I walk daily along the wild beaches nearby or the quiet redwood groves along the rivers and feel the incessant chatter in my head drain away after about an hour, leaving me silent and full of the real world.

Whenever I get the chance, I tie people up and do terrible things to them. These things are always completely consensual and I am diligent about safety, both physical and emotional. I am always on the lookout for new playmates, male or female. I play heavily on the Top side of BDSM, although I do enjoy the sensations of cutting and piercing and being fucked for hours on end.

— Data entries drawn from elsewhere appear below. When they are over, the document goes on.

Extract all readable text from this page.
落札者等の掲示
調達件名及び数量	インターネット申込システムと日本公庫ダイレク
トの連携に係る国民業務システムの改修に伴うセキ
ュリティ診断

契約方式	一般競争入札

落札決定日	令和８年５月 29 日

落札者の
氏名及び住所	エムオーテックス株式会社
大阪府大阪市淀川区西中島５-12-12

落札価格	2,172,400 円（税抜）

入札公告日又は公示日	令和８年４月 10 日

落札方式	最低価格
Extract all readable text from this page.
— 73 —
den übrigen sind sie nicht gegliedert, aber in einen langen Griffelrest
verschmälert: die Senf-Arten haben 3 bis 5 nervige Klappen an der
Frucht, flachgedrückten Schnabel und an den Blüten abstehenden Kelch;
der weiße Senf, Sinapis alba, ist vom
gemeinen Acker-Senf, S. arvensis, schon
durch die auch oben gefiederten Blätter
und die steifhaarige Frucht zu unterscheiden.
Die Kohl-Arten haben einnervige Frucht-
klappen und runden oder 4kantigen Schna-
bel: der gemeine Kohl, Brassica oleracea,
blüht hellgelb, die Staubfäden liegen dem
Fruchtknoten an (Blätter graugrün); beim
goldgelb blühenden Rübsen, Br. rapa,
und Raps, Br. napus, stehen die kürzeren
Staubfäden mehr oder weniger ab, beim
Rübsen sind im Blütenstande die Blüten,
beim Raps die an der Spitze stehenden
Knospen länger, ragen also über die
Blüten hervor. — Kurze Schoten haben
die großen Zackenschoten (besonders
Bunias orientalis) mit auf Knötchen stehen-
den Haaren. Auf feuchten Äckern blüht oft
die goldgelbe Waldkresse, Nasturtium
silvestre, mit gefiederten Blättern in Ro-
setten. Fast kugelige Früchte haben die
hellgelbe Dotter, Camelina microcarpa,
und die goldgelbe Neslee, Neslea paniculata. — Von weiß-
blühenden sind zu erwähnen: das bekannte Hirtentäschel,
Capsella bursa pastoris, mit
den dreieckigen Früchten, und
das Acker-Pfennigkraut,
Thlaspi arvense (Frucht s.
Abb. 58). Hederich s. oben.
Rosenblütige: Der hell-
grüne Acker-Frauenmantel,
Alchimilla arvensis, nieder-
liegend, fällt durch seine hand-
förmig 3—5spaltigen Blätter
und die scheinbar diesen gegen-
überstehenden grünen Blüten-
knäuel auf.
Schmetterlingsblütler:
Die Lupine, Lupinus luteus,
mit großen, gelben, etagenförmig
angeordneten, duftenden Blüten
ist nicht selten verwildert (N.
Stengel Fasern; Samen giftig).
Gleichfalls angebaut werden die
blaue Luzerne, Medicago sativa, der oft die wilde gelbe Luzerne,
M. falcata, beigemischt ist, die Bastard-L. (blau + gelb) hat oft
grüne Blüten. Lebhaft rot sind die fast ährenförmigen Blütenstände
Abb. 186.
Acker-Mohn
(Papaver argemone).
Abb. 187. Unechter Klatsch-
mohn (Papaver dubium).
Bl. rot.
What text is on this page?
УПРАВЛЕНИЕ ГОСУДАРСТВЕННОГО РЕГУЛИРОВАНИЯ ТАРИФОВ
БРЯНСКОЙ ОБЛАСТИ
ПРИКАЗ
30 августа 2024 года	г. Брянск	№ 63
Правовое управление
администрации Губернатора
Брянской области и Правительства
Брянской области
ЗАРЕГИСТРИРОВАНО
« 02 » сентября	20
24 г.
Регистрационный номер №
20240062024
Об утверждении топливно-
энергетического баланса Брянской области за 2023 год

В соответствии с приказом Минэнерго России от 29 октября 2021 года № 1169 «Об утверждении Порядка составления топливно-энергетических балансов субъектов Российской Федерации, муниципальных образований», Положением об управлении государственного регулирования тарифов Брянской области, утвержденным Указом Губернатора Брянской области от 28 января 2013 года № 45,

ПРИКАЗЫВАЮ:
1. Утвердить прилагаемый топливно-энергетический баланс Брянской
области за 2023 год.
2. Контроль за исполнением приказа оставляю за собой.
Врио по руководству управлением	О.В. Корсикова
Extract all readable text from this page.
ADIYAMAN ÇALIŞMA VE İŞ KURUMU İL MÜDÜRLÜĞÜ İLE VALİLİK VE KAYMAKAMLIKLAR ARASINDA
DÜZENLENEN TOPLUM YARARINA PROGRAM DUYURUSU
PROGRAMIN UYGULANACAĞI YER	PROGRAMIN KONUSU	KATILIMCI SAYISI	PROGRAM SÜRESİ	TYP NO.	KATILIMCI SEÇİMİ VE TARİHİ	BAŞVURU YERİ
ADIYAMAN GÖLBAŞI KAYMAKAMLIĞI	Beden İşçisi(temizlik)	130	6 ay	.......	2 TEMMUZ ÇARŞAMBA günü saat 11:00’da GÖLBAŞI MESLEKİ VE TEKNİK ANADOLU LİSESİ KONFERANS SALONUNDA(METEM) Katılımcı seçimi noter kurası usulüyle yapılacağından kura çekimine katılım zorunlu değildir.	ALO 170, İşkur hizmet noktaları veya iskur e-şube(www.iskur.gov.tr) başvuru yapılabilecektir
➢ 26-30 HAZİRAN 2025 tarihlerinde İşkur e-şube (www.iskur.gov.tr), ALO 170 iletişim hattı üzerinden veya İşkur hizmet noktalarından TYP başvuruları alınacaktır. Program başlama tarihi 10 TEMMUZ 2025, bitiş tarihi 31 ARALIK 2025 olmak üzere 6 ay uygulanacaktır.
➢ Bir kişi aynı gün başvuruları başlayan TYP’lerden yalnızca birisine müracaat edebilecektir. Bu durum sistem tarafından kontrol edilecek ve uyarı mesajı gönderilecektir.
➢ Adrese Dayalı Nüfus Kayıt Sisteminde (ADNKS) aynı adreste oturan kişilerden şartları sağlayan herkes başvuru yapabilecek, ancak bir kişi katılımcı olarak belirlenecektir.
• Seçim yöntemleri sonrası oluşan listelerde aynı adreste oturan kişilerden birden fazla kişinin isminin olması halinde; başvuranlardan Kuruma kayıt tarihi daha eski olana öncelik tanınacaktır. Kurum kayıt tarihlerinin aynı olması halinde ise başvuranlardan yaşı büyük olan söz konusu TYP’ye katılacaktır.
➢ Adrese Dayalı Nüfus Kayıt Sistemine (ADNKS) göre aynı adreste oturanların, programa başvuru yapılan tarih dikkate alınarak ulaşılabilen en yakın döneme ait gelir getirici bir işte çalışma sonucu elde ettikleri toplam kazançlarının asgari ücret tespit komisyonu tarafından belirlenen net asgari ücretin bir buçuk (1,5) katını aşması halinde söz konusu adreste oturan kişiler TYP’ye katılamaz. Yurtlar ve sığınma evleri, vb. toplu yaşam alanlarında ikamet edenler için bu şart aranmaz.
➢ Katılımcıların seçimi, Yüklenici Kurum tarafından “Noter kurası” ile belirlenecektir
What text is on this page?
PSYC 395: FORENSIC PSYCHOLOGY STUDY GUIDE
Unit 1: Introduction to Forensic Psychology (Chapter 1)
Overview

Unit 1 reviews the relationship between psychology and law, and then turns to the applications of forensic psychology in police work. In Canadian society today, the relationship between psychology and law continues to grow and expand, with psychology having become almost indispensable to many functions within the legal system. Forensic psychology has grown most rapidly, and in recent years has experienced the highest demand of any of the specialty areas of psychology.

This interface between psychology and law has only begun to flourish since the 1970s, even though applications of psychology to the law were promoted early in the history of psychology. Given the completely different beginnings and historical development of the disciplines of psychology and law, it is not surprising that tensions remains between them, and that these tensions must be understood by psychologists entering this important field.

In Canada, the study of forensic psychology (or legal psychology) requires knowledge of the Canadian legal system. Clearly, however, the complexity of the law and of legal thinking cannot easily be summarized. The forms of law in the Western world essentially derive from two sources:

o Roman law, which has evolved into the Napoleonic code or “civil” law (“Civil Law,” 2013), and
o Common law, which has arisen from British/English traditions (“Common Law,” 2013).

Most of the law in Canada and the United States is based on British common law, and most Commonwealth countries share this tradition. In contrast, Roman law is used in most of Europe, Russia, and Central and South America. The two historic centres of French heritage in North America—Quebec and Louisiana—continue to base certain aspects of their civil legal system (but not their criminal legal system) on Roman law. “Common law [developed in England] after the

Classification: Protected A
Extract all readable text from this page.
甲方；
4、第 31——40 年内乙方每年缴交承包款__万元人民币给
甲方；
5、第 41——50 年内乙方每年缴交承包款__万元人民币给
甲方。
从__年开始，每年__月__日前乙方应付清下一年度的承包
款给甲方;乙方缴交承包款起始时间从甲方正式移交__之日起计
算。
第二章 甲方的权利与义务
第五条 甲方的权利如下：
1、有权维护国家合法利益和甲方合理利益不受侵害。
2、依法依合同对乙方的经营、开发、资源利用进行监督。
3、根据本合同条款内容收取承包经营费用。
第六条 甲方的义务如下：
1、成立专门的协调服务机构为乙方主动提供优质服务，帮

I ran a fetish club for a number of years in Seattle and am helping run the awesome sex parties thrown by the Humboldt Imps here (www.humboldtimps.com/ ). I treasure any chance I get to introduce the masses to the joys of BDSM. i also love finding people who are entirely present and sexually/sensually open. I am a hedonist and enjoy sucking the marrow out of life -- with good food, glorious outdoors, intimate connection with people on both a physical and emotional level, and loud laughter.

And I always enjoy climbing into bed with my partner Eros and letting him bring me to a mind-blowing orgasm. What's not to like about that?

Thoughts on thoughts:
I have slowly over the years stripped away as much unecessary psychic clutter, worry and intellectual preening as I possibly could, trying to get that much closer to the world-as-it-is. This process will continue till the day I die. If you meet me, you may notice that despite my rather theatrical persona as a dominatrix, at heart I try to just be me, no pretensions, no expectations, no preconceptions of you or my role with regards to you or how we should be acting or the society in which we move. I am simply myself, no more, no less. I tend to gravitate towards others with a similar mindset, people who are often termed "real" or "down-to-earth." I recognize the wisdom that comes with real experience, real observation and the willingness to discard disproved hypotheses. I have done my time in the halls of academia and the heady discourse of mental masturbation. I have found it infinitely more useful to my happiness to discard the baroque stylings of unprovable but complex analysis and simply let whatever happens wash over me without attachment. But as you might have noticed, I can't quite break myself of my long love affair with the written word and the sound it makes in my head as it curls and loops around itself in tendrils.

I find great personal meaning in moments of the sublime, where the real world flares up in my face so dramatically that I can't help but notice its terrible beauty. Wilderness kindles this spirit in me, especially the heart-piercing moments when the light shifts colors and plays across the land. The erotic encounter kindles this flame as well. In this arena, I find great beauty and truth in encounters that cross boundaries, whether of taboo, pain, preconceptions, or any other edge. And the other thing that flames bright in my heart when it appears is true and deep friendship, friendship without condition or expectation, friendship that makes hardships seem smaller and the joy of life seem larger.

I hold dear to my heart the science of complexity, the child of chaos theory that shifts our perceptive paradigm to the system instead of the part, the relations instead of the individual components, the edges where a system constantly grows and changes and with the help of an influx of energy, shows flagrant disregard for the second law of thermodynamics (en.wikipedia.org/wiki/Seco...dynamics). When order INCREASES in a system, as in evolution, it shows me not the invisible hand of some overarching Creator, but instead the absolute miracle that is things-in-themselves, reality, or however you want to name the one moment in which we are all carried forward into ceaseless change, with our edges touching in one endless and delightfully heterogeneous continuum.

Blessed be, happy playing, and peace.